AI Act : que contient le texte européen pour réguler les usages de l’IA ?
Après de longs débats, l’Union européenne a trouvé un accord pour la régulation des systèmes d’IA. Mais ces décisions, et leurs exceptions, sont déjà vivement critiquées.

Les États membres et le Parlement européen s’accordent sur l’IA
Il aura fallu 35 heures d’échanges pour que les États membres et le Parlement européen trouvent un accord au sujet de la régulation de l’intelligence artificielle. Tard vendredi 8 décembre, Thierry Breton, commissaire européen, annonçait fièrement la nouvelle : « Historique ! l’Union européenne devient le premier continent à établir des règles claires pour l’utilisation de l’IA. L’AI Act est bien plus qu’un recueil de règles, c’est un tremplin pour les startups et les chercheurs de l’UE afin de mener la course mondiale à l’IA. Le meilleur reste à venir ! »

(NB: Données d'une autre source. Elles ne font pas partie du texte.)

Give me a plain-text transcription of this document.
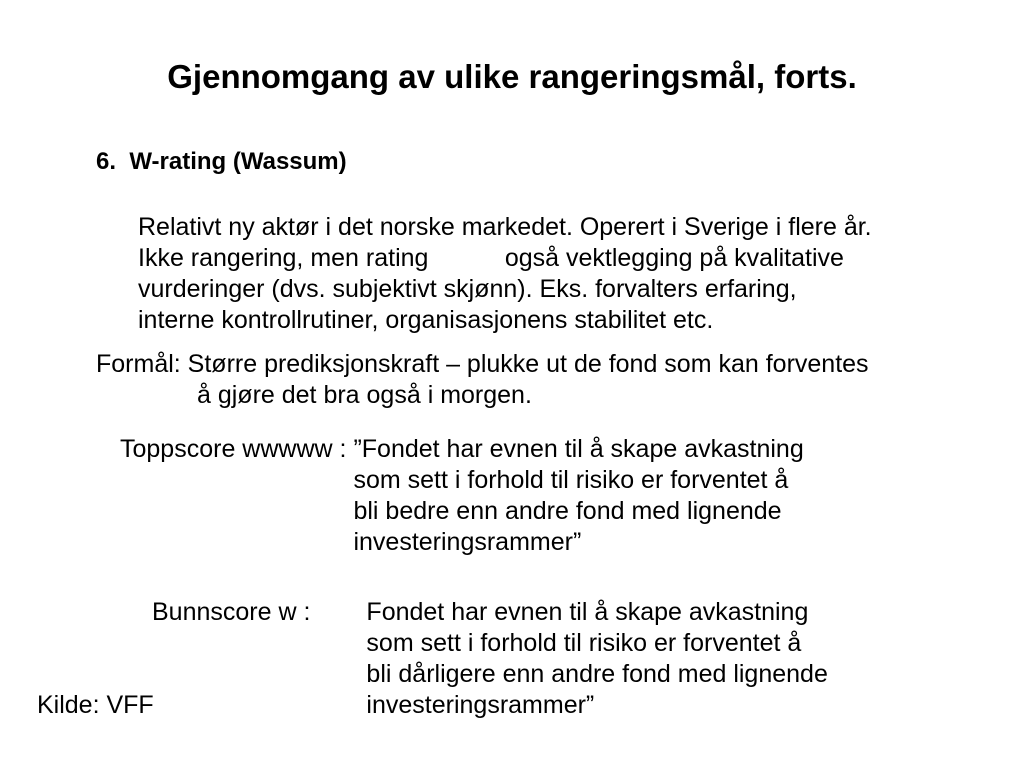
Gjennomgang av ulike rangeringsmål, forts.
6.  W-rating (Wassum)
Relativt ny aktør i det norske markedet. Operert i Sverige i flere år.
Ikke rangering, men rating           også vektlegging på kvalitative
vurderinger (dvs. subjektivt skjønn). Eks. forvalters erfaring,
interne kontrollrutiner, organisasjonens stabilitet etc.
Formål: Større prediksjonskraft – plukke ut de fond som kan forventes
å gjøre det bra også i morgen.
Toppscore wwwww : ”Fondet har evnen til å skape avkastning
som sett i forhold til risiko er forventet å
bli bedre enn andre fond med lignende
investeringsrammer”
Bunnscore w : Fondet har evnen til å skape avkastning
som sett i forhold til risiko er forventet å
bli dårligere enn andre fond med lignende
investeringsrammer”
Kilde: VFF
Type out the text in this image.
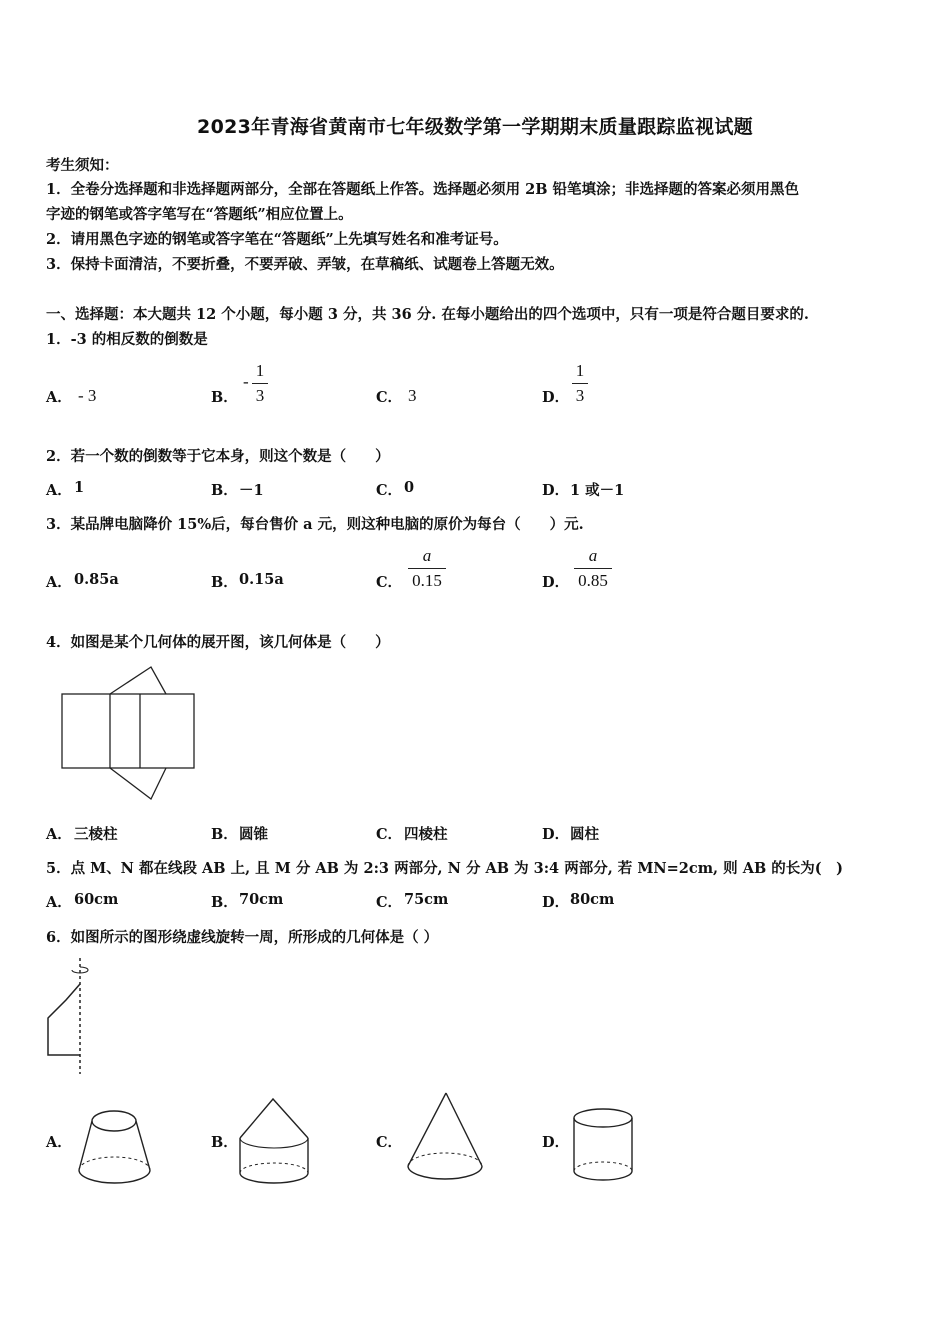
2023年青海省黄南市七年级数学第一学期期末质量跟踪监视试题
考生须知：
1．全卷分选择题和非选择题两部分，全部在答题纸上作答。选择题必须用 2B 铅笔填涂；非选择题的答案必须用黑色
字迹的钢笔或答字笔写在“答题纸”相应位置上。
2．请用黑色字迹的钢笔或答字笔在“答题纸”上先填写姓名和准考证号。
3．保持卡面清洁，不要折叠，不要弄破、弄皱，在草稿纸、试题卷上答题无效。
一、选择题：本大题共 12 个小题，每小题 3 分，共 36 分. 在每小题给出的四个选项中，只有一项是符合题目要求的.
1．-3 的相反数的倒数是
A． - 3	B．
-
1
3	C． 3	D．
1
3
2．若一个数的倒数等于它本身，则这个数是（　　）
A． 1	B． －1	C． 0	D． 1 或－1
3．某品牌电脑降价 15%后，每台售价 a 元，则这种电脑的原价为每台（　　）元.
A． 0.85a	B． 0.15a	C．
a
0.15	D．
a
0.85
4．如图是某个几何体的展开图，该几何体是（　　）
A． 三棱柱	B． 圆锥	C． 四棱柱	D． 圆柱
5．点 M、N 都在线段 AB 上, 且 M 分 AB 为 2:3 两部分, N 分 AB 为 3:4 两部分, 若 MN=2cm, 则 AB 的长为(　)
A． 60cm	B． 70cm	C． 75cm	D． 80cm
6．如图所示的图形绕虚线旋转一周，所形成的几何体是（ ）
A．	B．	C．	D．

Si les débats furent si difficiles, ce fut en raison de l’équilibre difficile à trouver entre innovation et régulation. L’accord vise en effet à protéger les droits fondamentaux et à gérer les risques potentiels liés à l’utilisation de systèmes d’IA, mais sans empêcher l’innovation. Outre ces mesures protectionnistes, l’idée est de construire la confiance du public envers l’intelligence artificielle, en assurant une utilisation transparente de ces systèmes. Le texte, cependant, n’entrera en vigueur qu’en 2025. Il sera accompagné de la création d’un office européen de l’IA. Les entreprises qui iraient à l’encontre du texte risquent des amendes jusqu’à 7 % de leur chiffre d’affaires, avec un plafonnement à 35 millions d’euros.
5 mesures phares de l’AI Act
L’AI Act se pare de plusieurs mesures, qu’elles concernent l’IA générative ou les systèmes avancés, comme les modèles prédictifs à visée de surveillance par exemple. Au sujet de l’IA générative, le mot d’ordre est la transparence. La qualité des données utilisées pour l’entraînement des modèles, le respect des droits d’auteur et l’identification claire des contenus créés par IA représentent les points essentiels.

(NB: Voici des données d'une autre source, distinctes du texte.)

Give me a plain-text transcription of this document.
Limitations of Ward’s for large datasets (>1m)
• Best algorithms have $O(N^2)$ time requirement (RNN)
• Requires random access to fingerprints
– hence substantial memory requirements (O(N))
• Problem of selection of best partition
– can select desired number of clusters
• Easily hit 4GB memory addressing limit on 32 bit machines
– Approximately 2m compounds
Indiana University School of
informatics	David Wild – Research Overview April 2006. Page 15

Parallèlement, des mesures s’appliqueront aux systèmes jugés à haut risque. L’AI Act se définit, sur le sujet, par 5 points principaux :
- Reconnaissance biométrique et identification faciale : la surveillance de masse et l’identification des personnes sur les lieux publics sont interdites.
- Social scoring : l’usage de l’IA pour créer des systèmes de notation sociale en fonction des comportements et des caractéristiques personnelles est interdit.
- Reconnaissance des émotions : la détection des émotions est interdite, notamment en raison de la précision de ces analyses et du potentiel de manipulation.
- Manipulation d’opinion et ingénierie sociale : la diffusion de fausses informations, la manipulation de l’opinion publique, sont autant de points que l’AI Act vise à empêcher.
- Application de la loi : l’utilisation de l’IA par les forces de l’ordre, pour la reconnaissance faciale par exemple, est interdite.
Des réactions mitigées
Néanmoins, ces annonces ont provoqué des réactions mitigées, notamment en France. L’interdiction de la reconnaissance faciale, de la surveillance de masse, ou de l’identification biométrique n’est pas totale. En effet, il existe des exceptions liées à la sécurité, comme la lutte contre le terrorisme par exemple. Ce que regrette par exemple Amnesty International : « Ne pas garantir une interdiction complète de la reconnaissance faciale constitue une occasion largement manquée de stopper et de prévenir des dommages colossaux aux droits de l’homme, à l’espace civique et à l’État de droit, qui sont déjà menacés dans toute l’UE » , peut-on lire sur le site de l’ONG.
« La rapidité semble avoir prévalu sur la qualité, avec des conséquences potentiellement désastreuses pour l’économie européenne », a réagi de son côté Daniel Friedlaender, responsable Europe de la Computer and Communications Industry Association, « un des principaux lobbys du secteur de la technologie », écrit Le Monde. En filigrane, la crainte pour les acteurs européens de « rater un nouveau virage technologique », alors que les Français Mistral AI et Hugging Face, ou l’Allemand Aleph Alpha souhaitent concurrencer les géants comme OpenAI. L’UE espère néanmoins que ces mesures donneront l’exemple à travers le monde, et que d’autres pays mettront en place une régulation des usages de l’IA.